Он был сыном учительницы английского языка и инженера - оба из Приморья, люди вполне советские и никогда не стремившиеся к особым деньгам. Сам Петенька пошел учиться на истфак, но на втором курсе по совету и примеру друга забрал документы. "Времена не те,- убеждал его друг.- Ты готов мыкаться в нищете всю жизнь? И детям врать придется еще почище, чем литераторы врут, с каждой переменой идеологии. А перемен теперь будет не счесть"... Он свел Петеньку с знакомыми парнями из некой фирмы, и тот, к ужасу родителей, начал работать у них бесплатно, за процент с будущих прибылей... Словом, знакомая история. Многих она, конечно, вывела "в люди"; но Петенька был особый случай. Ему казалось, что стать бизнесменом - то же, что сменить один факультет на другой. Он наивно полагал, что этому можно выучиться по книжкам, нужно только побольше послушания и исполнительности.
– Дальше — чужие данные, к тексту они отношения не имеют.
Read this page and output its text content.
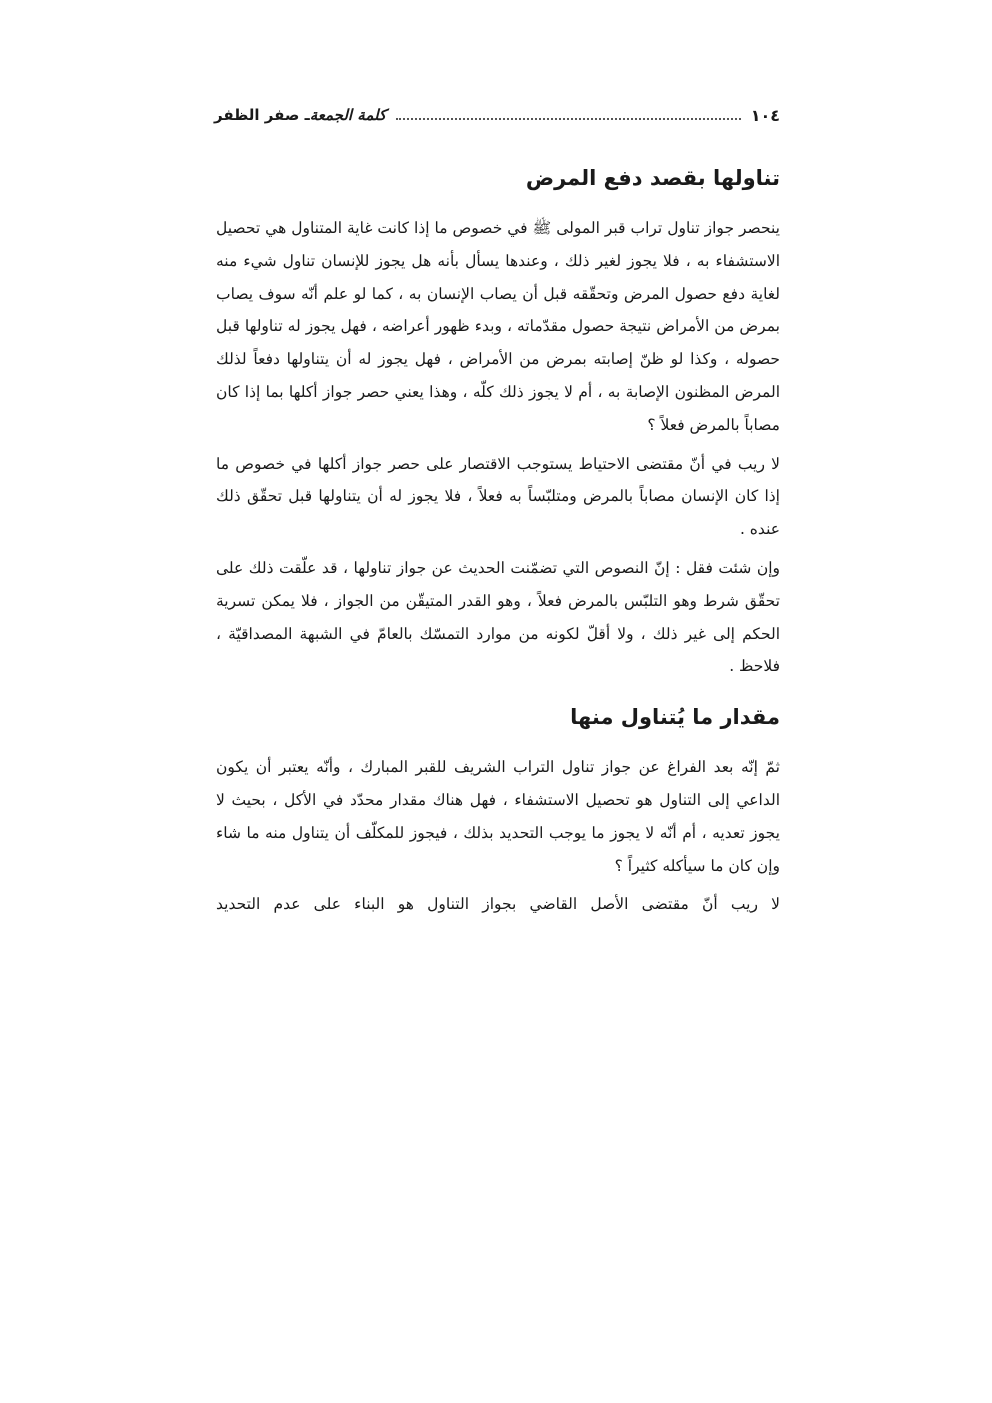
١٠٤
كلمة الجمعةـ صفر الظفر
تناولها بقصد دفع المرض

ينحصر جواز تناول تراب قبر المولى ﷺ في خصوص ما إذا كانت غاية المتناول هي تحصيل الاستشفاء به ، فلا يجوز لغير ذلك ، وعندها يسأل بأنه هل يجوز للإنسان تناول شيء منه لغاية دفع حصول المرض وتحقّقه قبل أن يصاب الإنسان به ، كما لو علم أنّه سوف يصاب بمرض من الأمراض نتيجة حصول مقدّماته ، وبدء ظهور أعراضه ، فهل يجوز له تناولها قبل حصوله ، وكذا لو ظنّ إصابته بمرض من الأمراض ، فهل يجوز له أن يتناولها دفعاً لذلك المرض المظنون الإصابة به ، أم لا يجوز ذلك كلّه ، وهذا يعني حصر جواز أكلها بما إذا كان مصاباً بالمرض فعلاً ؟

لا ريب في أنّ مقتضى الاحتياط يستوجب الاقتصار على حصر جواز أكلها في خصوص ما إذا كان الإنسان مصاباً بالمرض ومتلبّساً به فعلاً ، فلا يجوز له أن يتناولها قبل تحقّق ذلك عنده .

وإن شئت فقل : إنّ النصوص التي تضمّنت الحديث عن جواز تناولها ، قد علّقت ذلك على تحقّق شرط وهو التلبّس بالمرض فعلاً ، وهو القدر المتيقّن من الجواز ، فلا يمكن تسرية الحكم إلى غير ذلك ، ولا أقلّ لكونه من موارد التمسّك بالعامّ في الشبهة المصداقيّة ، فلاحظ .

مقدار ما يُتناول منها

ثمّ إنّه بعد الفراغ عن جواز تناول التراب الشريف للقبر المبارك ، وأنّه يعتبر أن يكون الداعي إلى التناول هو تحصيل الاستشفاء ، فهل هناك مقدار محدّد في الأكل ، بحيث لا يجوز تعديه ، أم أنّه لا يجوز ما يوجب التحديد بذلك ، فيجوز للمكلّف أن يتناول منه ما شاء وإن كان ما سيأكله كثيراً ؟

لا ريب أنّ مقتضى الأصل القاضي بجواز التناول هو البناء على عدم التحديد
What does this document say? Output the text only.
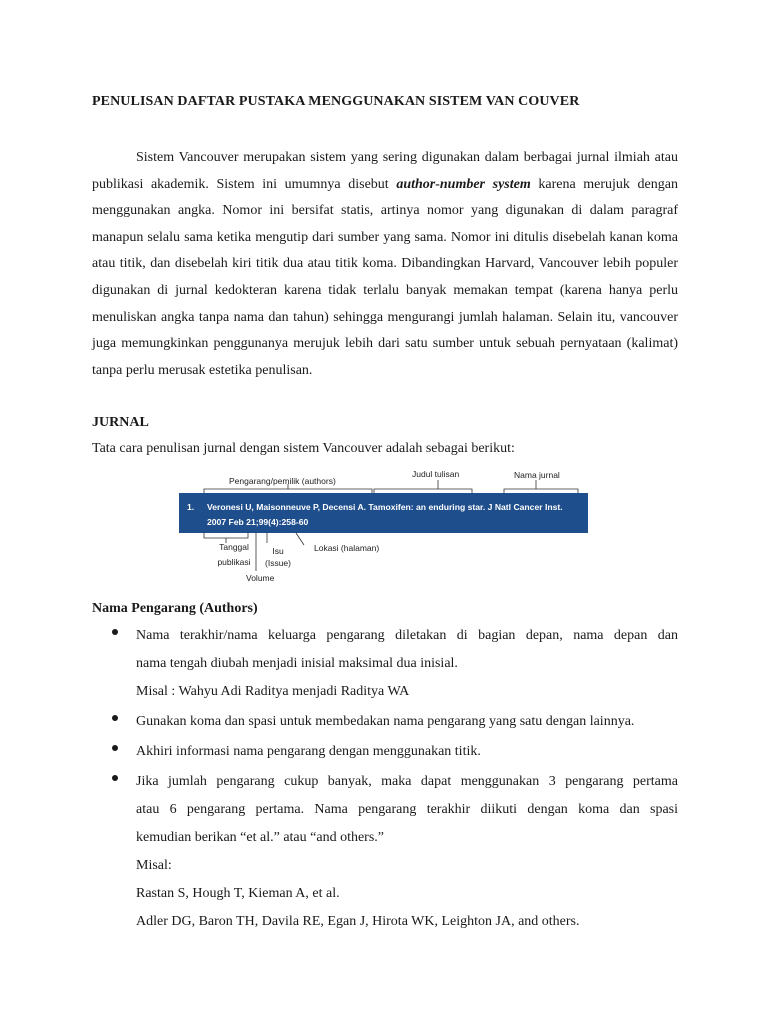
PENULISAN DAFTAR PUSTAKA MENGGUNAKAN SISTEM VAN COUVER

Sistem Vancouver merupakan sistem yang sering digunakan dalam berbagai jurnal ilmiah atau publikasi akademik. Sistem ini umumnya disebut author-number system karena merujuk dengan menggunakan angka. Nomor ini bersifat statis, artinya nomor yang digunakan di dalam paragraf manapun selalu sama ketika mengutip dari sumber yang sama. Nomor ini ditulis disebelah kanan koma atau titik, dan disebelah kiri titik dua atau titik koma. Dibandingkan Harvard, Vancouver lebih populer digunakan di jurnal kedokteran karena tidak terlalu banyak memakan tempat (karena hanya perlu menuliskan angka tanpa nama dan tahun) sehingga mengurangi jumlah halaman. Selain itu, vancouver juga memungkinkan penggunanya merujuk lebih dari satu sumber untuk sebuah pernyataan (kalimat) tanpa perlu merusak estetika penulisan.

JURNAL
Tata cara penulisan jurnal dengan sistem Vancouver adalah sebagai berikut:
1. Veronesi U, Maisonneuve P, Decensi A. Tamoxifen: an enduring star. J Natl Cancer Inst.
2007 Feb 21;99(4):258-60
Pengarang/pemilik (authors)
Judul tulisan	Nama jurnal
Tanggal publikasi
Isu (Issue)
Volume
Lokasi (halaman)
Nama Pengarang (Authors)
Nama terakhir/nama keluarga pengarang diletakan di bagian depan, nama depan dan
nama tengah diubah menjadi inisial maksimal dua inisial.
Misal : Wahyu Adi Raditya menjadi Raditya WA
Gunakan koma dan spasi untuk membedakan nama pengarang yang satu dengan lainnya.
Akhiri informasi nama pengarang dengan menggunakan titik.
Jika jumlah pengarang cukup banyak, maka dapat menggunakan 3 pengarang pertama
atau 6 pengarang pertama. Nama pengarang terakhir diikuti dengan koma dan spasi
kemudian berikan “et al.” atau “and others.”
Misal:
Rastan S, Hough T, Kieman A, et al.
Adler DG, Baron TH, Davila RE, Egan J, Hirota WK, Leighton JA, and others.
Пионеры всей страны курсу доллара верны; если бы отечественный бизнес нуждался в речевках, символике и атрибутике, то я знаю, кто бы его всем этим обогатил... А лет через пять, думал Петенька, когда всё в стране утихомирится и "новые русские" утолят первый голод, мы потихоньку станем догонять Запад, вернувшись к человеческим нравам и обычаям. Не пил. Не курил. Продолжал много читать и ходить на выставки. И никак не мог понять, чем он так раздражает свое начальство. Надо бы сменить фирму, найти более приличных шефов, чем эти волки, которые вдобавок почти совсем не платят...
Шефы чудом не успели помочь ему в благом порыве. Над миром вспыхнула муха Тренча, фирма же в числе другого-прочего занималась сувенирными насекомыми и была предприимчивой перекупщицей. (А кем еще-то? Отечественных питомников нетути!) Надо было ехать в Мельбурн к мировым производителям, но один соучредитель, порезанный в "разборке", лежал на тайной квартире, другой, по его выражению, "душился" с налоговой и дал подписку о невыезде. Прочая пьянь могла продать их обоих: конкуренты не дремали, также подбираясь к австралийцам. Позвали Петеньку и, кривясь, велели брать билет.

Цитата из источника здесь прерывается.